Sla navigatie over

Andere risicobenadering: hoe eerder hoe beter

18 november 2015

Collega Walter Suy reageert op het Cobouw-artikel 'UAVgc moet volledig op de schop'.

In Cobouw van 29 oktober constateert Gerrit-Jan van de Pol onder de kop ‘UAVgc moet volledig op de schop’ dat de risicoverdeling bij geïntegreerde contracten volledig is scheefgegroeid. CROW onderschrijft die constatering. Hoewel er plannen zijn om in 2016 een (lichte) herziening van de UAVgc op te pakken, is het de vraag of een ‘nieuwe’ UAVgc dat probleem oplost.
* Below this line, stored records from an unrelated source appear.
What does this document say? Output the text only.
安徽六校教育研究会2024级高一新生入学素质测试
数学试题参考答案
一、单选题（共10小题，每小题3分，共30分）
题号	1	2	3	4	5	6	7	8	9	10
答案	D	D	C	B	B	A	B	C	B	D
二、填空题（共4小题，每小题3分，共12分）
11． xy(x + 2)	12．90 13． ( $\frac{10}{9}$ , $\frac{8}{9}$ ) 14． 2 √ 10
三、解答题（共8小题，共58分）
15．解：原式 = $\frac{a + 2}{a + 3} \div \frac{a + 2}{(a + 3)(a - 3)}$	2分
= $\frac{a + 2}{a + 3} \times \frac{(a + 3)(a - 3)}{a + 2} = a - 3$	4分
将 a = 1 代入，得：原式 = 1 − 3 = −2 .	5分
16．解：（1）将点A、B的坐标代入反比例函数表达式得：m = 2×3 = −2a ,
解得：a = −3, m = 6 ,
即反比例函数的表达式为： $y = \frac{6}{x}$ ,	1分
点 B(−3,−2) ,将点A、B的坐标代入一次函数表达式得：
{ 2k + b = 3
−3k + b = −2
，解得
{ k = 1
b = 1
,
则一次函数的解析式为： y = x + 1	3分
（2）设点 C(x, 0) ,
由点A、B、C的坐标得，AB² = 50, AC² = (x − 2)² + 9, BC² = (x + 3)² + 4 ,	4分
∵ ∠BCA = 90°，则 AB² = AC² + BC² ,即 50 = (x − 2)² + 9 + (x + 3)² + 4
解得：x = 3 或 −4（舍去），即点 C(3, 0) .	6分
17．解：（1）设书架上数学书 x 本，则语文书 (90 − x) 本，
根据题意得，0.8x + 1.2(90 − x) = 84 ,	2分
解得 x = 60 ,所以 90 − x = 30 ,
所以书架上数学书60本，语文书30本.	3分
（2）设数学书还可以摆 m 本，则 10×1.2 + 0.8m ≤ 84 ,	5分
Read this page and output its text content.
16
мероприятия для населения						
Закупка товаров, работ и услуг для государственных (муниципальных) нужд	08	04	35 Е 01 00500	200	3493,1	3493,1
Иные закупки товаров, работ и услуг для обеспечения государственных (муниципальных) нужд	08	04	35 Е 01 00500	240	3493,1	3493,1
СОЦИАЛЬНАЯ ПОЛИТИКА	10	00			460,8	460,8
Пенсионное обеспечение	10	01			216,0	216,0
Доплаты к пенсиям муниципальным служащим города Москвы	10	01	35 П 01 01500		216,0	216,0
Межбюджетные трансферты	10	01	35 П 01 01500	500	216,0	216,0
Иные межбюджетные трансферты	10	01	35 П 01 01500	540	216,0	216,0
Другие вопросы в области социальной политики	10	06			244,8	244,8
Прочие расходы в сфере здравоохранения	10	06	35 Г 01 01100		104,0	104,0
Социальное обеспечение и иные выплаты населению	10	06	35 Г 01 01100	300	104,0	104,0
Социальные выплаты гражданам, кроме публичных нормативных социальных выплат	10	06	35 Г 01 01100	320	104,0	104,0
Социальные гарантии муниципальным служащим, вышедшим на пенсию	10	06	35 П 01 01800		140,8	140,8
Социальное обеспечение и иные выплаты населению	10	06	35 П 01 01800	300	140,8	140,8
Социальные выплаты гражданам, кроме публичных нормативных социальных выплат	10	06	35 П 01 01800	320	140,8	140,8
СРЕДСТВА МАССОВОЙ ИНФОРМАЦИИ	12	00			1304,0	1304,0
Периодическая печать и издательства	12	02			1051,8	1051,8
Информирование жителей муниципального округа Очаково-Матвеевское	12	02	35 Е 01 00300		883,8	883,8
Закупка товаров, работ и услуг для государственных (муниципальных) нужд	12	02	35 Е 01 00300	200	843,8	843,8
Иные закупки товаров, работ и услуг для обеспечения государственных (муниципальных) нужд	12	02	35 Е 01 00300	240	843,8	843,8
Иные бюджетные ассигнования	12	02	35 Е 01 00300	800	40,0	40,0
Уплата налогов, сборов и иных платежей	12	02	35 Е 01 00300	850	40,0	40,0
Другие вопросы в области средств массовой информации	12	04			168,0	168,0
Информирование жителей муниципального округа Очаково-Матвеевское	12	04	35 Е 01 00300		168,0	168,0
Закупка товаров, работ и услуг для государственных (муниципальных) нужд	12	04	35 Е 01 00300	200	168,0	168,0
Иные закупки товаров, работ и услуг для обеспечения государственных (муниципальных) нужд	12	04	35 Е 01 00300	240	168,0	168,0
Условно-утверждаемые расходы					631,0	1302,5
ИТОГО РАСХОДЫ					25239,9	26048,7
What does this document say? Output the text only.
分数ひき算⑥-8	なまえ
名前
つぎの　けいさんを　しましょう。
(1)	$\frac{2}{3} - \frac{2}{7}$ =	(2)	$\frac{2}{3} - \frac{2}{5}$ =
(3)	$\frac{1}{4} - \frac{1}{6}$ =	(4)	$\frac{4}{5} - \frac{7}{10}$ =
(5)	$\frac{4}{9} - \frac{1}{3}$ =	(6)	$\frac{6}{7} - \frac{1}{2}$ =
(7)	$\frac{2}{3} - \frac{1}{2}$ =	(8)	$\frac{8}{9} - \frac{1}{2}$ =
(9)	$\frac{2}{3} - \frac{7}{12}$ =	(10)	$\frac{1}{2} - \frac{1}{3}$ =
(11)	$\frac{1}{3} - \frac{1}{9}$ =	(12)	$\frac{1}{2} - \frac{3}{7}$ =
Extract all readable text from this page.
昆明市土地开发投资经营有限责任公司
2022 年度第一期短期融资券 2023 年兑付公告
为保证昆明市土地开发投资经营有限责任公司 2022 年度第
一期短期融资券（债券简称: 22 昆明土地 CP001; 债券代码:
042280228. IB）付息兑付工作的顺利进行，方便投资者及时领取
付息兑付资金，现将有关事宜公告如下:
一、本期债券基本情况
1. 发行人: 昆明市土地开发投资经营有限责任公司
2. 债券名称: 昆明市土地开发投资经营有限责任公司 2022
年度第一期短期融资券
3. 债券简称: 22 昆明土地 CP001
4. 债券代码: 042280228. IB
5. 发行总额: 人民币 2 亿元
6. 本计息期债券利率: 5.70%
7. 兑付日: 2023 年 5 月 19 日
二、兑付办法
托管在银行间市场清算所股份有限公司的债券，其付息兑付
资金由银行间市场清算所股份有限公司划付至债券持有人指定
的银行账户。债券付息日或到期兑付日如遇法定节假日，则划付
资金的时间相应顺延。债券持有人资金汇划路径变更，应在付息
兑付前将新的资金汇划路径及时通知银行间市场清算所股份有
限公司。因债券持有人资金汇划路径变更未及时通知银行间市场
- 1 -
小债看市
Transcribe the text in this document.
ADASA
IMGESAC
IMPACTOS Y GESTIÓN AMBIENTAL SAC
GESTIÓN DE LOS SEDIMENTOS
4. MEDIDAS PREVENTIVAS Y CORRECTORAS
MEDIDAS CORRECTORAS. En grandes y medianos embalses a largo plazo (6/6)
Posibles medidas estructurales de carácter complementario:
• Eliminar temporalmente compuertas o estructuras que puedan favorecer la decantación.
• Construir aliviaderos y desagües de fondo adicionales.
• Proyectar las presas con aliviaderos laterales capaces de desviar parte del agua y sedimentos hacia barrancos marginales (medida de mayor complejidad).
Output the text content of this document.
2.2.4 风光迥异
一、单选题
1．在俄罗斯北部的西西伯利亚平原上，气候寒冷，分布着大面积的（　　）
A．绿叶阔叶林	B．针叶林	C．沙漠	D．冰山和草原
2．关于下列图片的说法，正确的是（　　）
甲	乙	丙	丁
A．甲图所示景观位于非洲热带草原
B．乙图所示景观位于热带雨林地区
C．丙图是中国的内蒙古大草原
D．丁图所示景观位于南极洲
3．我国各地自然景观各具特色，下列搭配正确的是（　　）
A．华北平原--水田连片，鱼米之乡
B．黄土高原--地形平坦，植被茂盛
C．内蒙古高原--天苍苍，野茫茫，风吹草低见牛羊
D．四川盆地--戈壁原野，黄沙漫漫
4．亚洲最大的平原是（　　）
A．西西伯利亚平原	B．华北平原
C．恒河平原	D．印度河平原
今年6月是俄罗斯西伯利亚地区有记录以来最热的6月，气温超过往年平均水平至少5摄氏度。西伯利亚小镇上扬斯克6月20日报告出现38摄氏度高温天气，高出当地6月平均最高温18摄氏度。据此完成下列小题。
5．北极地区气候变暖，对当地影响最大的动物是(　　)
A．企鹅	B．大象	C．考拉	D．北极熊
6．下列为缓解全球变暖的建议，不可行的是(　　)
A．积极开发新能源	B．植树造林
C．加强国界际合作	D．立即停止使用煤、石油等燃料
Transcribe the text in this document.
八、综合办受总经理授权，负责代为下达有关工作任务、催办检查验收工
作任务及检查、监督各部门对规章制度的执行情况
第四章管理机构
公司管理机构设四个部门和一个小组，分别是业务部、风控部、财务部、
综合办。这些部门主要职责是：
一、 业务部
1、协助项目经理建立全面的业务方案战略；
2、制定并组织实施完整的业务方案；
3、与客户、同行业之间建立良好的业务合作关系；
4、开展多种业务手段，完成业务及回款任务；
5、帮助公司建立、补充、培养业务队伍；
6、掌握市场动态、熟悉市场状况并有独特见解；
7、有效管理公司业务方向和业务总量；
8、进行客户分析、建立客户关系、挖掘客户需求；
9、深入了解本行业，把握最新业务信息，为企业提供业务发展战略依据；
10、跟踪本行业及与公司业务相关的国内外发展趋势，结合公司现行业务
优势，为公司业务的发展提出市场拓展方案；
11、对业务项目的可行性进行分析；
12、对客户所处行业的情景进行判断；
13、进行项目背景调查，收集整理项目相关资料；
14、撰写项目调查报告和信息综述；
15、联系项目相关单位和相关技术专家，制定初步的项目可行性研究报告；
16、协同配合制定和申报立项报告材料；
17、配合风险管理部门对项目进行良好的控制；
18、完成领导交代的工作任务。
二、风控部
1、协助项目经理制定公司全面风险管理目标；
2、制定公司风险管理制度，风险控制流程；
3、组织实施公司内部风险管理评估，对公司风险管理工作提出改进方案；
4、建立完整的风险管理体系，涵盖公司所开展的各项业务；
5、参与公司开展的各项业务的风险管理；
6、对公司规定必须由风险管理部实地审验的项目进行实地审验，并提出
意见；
Van de Pol, directeur van GMB, pleit in het artikel ook niet direct voor een herziening van de UAVgc, maar veeleer voor een herijking van de manier waarop de sector met risico’s omgaat. En inderdaad komen er nog (te) veel contracten op de markt die bol staan van de risico’s. Dat zou nog te hanteren zijn als er afdoende informatie beschikbaar is om die risico’s in te schatten.
 

Een inschrijver heeft dan in ieder geval de mogelijkheid om de risico’s (of liever nog de beheersmaatregelen daarvoor) in te prijzen. Die informatie ontbreekt echter nogal eens. En in die gevallen heeft inschrijven op een project wel iets weg van een tombola. Ook al zou je risico’s anders willen verdelen, je moet ze dan wel kennen.

Projectspecifieke risicoverdeling

Of het nu gaat om bekende of onbekende risico’s: de UAVgc verzet zich geenszins tegen het opnemen van regelingen daaromtrent in het contract. Sterker nog, de mogelijkheden om risico’s bij de partij te beleggen die deze het beste kan hanteren, zijn altijd gepresenteerd als één van de sterke punten van de UAVgc. CROW pleit ervoor om met dat doel een annex op te nemen die toeziet op een projectspecifieke risicoverdeling. Er is ook instrumentarium voorhanden om dat te doen. Denk bijvoorbeeld aan de CUR-aanbeveling ‘Risicoverdeling Geotechniek’, waarvan de bruikbaarheid verder gaat dan enkel geotechniek, of aan CROW-publicatie 137 ‘Standaardsystematiek kostenramingen’. De praktijk leert echter dat dit niet vaak gebeurt. Een gemiste kans.
 

Gezien de ruimte die de UAVgc biedt en het (gebrek aan) gebruik dat ervan wordt gemaakt, is het te kort door de bocht om te denken dat een aanpassing van de UAVgc het gedrag ingrijpend zal wijzigen. Daarvoor is meer nodig. Het pleidooi van Van de Pol is daar ook op gericht. Hij ziet als oplossingsrichting een Proportionaliteitsgids Risico’s, die onder de vlag van een soort Regieraad tot stand komt.

Platform

Een verdere verkenning zal moeten uitwijzen of dit ook de route zal worden. Maar het is wel zeker dat een dergelijke omslag alleen kans van slagen heeft als die gedragen wordt door een platform dat binnen de sector gewicht in de schaal legt.
 

Mét Van de Pol constateren we ook bij CROW dat er beweging zit in de manier waarop marktpartijen met elkaar om gaan. Zijn signaal is er één van meerdere. Los van de roep om een ommezwaai in risicobenadering, tekent zich de behoefte af om op onderdelen de UAVgc aan te passen. Als beheerder van de UAVgc geeft CROW daar uiteraard graag gehoor aan. Maar ook daar stopt de beweging niet. Zo is de belangstelling voor hybride contracten of voor best value procurement (BVP) eveneens een uiting van de verschuiving naar andere vormen van samenwerking. Allemaal initiatieven die moeten leiden tot nieuwe ‘omgangsvormen’ in de bouw. Het is jammer dat het ontbreekt aan enige coördinatie, al was het alleen maar uit oogpunt van een onderlinge afstemming, zowel ten aanzien van inhoud als van timing.
 

Kortom, een andere risicobenadering? Wat CROW betreft graag! Hoe eerder hoe beter. Maar dan ook graag in de juiste volgorde. Eerst een door de sector gedragen aanpak en als naar aanleiding daarvan de UAVgc ‘op de schop’ moet, dan zijn we daar klaar voor. Wie doet mee?
 

Walter Suy
projectmanager Contracteren
walter.suy@crow.nl


Dit opiniestuk verscheen eerder in Cobouw.